Rolle rückwärts

Achard-Schule wird nun doch nicht abgerissen, sondern saniert und erweitert

Kaulsdorf – Es wäre falsch, zu behaupten, es geschähen noch „Zeichen und Wunder“. Denn allein Hartnäckigkeit, kämpferischer Einsatz und möglicherweise auch ein Stückchen Glück führten dazu, dass das Bezirksamt in Gestalt von Bürgermeister Stefan Komoß und Immobilienstadtrat Stephan Richter den Beschluss zum Abriss der Franz Carl Achard- Grundschule in letzter Sekunde kippten. Das ging auch nur, weil Befürworter des Erhalts aus Elternschaft, Einwohnern und Heimatverein sich richtig stark machten, 5000 Unterschriften gegen den Abriss sammelten und auch nicht vor der Einholung alternativer Gutachten zurückschreckten, um ein Gebäude zu retten, dessen historisch-kulturelle Bedeutung leider bisher nicht angemessen (sprich: Denkmalschutz) gewürdigt wird.
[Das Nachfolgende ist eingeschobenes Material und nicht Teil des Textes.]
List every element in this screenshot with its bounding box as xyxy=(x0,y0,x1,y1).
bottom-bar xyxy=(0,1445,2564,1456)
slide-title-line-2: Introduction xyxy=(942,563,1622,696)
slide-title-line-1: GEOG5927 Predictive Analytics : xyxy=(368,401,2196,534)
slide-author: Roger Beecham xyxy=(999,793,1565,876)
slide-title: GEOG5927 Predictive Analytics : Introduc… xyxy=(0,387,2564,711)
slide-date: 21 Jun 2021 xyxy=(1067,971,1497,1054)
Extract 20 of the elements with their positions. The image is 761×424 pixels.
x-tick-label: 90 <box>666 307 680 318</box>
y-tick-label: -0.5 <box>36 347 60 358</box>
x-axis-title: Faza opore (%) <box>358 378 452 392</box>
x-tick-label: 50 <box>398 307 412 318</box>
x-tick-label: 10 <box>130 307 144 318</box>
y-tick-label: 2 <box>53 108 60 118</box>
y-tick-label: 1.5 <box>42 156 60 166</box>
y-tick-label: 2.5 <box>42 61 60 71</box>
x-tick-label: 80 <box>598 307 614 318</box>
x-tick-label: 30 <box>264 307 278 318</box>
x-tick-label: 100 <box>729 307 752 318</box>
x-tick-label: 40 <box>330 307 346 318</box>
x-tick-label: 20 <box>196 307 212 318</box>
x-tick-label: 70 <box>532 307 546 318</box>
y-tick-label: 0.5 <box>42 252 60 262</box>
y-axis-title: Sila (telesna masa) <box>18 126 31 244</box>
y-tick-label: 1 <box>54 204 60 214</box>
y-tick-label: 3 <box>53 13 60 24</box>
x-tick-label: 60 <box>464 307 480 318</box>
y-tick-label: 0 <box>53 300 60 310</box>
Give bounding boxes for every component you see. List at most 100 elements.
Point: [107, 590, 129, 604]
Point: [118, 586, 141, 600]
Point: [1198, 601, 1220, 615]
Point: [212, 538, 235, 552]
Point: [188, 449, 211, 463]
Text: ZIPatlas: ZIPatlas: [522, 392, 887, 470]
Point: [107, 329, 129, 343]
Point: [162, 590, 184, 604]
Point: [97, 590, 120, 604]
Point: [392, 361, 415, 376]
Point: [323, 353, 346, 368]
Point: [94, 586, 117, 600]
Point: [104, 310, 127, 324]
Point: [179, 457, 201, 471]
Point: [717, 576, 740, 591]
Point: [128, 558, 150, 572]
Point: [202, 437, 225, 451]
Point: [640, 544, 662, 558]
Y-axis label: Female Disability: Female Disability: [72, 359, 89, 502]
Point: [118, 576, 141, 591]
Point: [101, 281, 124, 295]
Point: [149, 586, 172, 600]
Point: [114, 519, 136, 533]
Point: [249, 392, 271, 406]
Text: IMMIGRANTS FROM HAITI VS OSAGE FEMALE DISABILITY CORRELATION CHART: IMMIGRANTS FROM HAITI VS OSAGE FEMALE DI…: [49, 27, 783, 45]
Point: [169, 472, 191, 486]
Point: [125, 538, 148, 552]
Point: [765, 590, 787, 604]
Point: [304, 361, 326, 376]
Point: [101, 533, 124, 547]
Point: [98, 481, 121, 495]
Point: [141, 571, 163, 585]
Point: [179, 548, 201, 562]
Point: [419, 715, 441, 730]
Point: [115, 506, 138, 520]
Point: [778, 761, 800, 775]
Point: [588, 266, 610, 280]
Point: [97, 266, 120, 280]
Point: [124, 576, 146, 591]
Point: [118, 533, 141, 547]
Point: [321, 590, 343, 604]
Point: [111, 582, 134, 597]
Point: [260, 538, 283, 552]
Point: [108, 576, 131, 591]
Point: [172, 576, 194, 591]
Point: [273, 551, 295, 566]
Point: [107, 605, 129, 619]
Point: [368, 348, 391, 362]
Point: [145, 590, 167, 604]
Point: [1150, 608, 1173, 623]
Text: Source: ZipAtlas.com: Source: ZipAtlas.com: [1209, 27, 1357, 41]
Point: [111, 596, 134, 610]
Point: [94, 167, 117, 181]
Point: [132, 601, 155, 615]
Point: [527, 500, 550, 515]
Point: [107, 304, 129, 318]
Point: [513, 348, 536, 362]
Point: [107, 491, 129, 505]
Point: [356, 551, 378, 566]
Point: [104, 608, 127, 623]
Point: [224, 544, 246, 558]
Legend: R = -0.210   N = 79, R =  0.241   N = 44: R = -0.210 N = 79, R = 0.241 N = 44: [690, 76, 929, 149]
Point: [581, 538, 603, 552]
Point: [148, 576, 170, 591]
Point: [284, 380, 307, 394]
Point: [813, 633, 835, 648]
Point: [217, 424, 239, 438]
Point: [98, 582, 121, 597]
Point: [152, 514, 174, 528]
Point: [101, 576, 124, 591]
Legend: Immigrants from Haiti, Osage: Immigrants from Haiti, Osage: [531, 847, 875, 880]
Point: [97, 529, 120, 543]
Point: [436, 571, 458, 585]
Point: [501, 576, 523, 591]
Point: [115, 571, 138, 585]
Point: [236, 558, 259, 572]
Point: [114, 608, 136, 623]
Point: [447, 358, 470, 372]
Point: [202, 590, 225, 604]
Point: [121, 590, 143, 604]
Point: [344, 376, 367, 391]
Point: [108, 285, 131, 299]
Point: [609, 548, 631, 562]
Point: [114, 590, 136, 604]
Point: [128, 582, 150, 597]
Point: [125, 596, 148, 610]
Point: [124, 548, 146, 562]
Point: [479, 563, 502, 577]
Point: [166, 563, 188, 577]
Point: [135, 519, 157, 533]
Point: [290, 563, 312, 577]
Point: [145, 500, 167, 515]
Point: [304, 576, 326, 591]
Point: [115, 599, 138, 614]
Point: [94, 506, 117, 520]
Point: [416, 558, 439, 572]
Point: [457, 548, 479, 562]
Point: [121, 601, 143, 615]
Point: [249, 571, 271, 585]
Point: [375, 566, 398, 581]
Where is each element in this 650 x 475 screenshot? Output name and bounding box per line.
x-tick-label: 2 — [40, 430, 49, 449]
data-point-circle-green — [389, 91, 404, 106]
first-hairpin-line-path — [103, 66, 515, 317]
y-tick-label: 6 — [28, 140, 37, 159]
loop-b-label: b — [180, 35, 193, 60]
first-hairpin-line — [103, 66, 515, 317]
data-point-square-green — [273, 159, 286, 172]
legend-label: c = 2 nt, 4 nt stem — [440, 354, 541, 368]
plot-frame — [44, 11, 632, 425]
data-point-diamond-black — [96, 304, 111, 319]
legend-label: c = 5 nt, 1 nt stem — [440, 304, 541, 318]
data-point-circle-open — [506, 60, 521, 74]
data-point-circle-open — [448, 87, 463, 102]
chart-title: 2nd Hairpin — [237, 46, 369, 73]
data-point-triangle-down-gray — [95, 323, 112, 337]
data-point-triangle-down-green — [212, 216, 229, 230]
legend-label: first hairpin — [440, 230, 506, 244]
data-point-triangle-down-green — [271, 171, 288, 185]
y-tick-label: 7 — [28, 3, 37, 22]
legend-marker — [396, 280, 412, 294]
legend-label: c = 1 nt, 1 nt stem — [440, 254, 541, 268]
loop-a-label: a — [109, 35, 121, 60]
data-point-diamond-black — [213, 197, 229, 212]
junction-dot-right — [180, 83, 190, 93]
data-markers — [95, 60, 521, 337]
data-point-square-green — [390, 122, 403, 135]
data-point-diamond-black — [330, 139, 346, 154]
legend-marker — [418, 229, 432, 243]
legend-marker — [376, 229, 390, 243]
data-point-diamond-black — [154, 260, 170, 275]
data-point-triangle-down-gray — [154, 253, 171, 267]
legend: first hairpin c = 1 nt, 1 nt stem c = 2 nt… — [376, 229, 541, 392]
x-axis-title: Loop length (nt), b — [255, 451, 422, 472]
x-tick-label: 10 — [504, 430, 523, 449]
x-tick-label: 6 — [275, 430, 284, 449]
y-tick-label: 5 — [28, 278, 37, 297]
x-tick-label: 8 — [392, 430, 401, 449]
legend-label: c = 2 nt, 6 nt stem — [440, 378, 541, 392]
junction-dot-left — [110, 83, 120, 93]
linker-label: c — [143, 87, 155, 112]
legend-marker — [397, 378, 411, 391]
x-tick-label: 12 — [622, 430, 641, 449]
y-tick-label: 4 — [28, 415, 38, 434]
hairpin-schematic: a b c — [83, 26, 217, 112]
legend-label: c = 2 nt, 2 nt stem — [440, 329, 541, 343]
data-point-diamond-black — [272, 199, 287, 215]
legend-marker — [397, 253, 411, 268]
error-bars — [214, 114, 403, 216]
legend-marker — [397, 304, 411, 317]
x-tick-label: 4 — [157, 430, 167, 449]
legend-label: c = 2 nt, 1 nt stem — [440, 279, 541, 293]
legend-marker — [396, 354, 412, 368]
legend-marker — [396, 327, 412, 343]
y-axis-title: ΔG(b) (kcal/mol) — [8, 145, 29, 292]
Man muss insbesondere Richter aber zugestehen, dass er es war, der mit einer erneuten Begehung vor Ort, den Ziehern die Reißleine erst in die Hand gab. Bei jenem Termin am 5. Januar nämlich hatte sich herausgestellt, dass der Befall des Gebäudes mit Hausschwamm gar nicht so massiv ist, wie zuvor behauptet. Nun also kam die Volte, das Haus bis zum Sommer baulich soweit zu sichern, dass mit Beginn des neuen Schuljahres die Kaulsdorfer Kinder wieder in ihre Kaulsdorfer Schule gehen können. Darüber hinaus wird der geplante Ersatzbau nicht völlig gestrichen, sondern in seiner Kapazität von 24 Klassenräumen halbiert. Denn die Senatsschulverwaltung hatte am Standort hinsichtlich der Bevölkerungsentwicklung ohnehin eine Kapazitätserweiterung gefordert. Diese wird nun mit dem 12er-Bau und einigen späteren Ausbauten im Schulhaus und (alter) Turnhalle erfolgen. Auf dem Sportplatz selbst wird eine moderne Zwei-Felder-Turnhalle errichtet. Wenn der neue Modularbau steht, soll eine durchgreifende Sanierung des alten Schulgebäudes beginnen. Für den Unterrichtsbedarf werden mobile Räume angemietet.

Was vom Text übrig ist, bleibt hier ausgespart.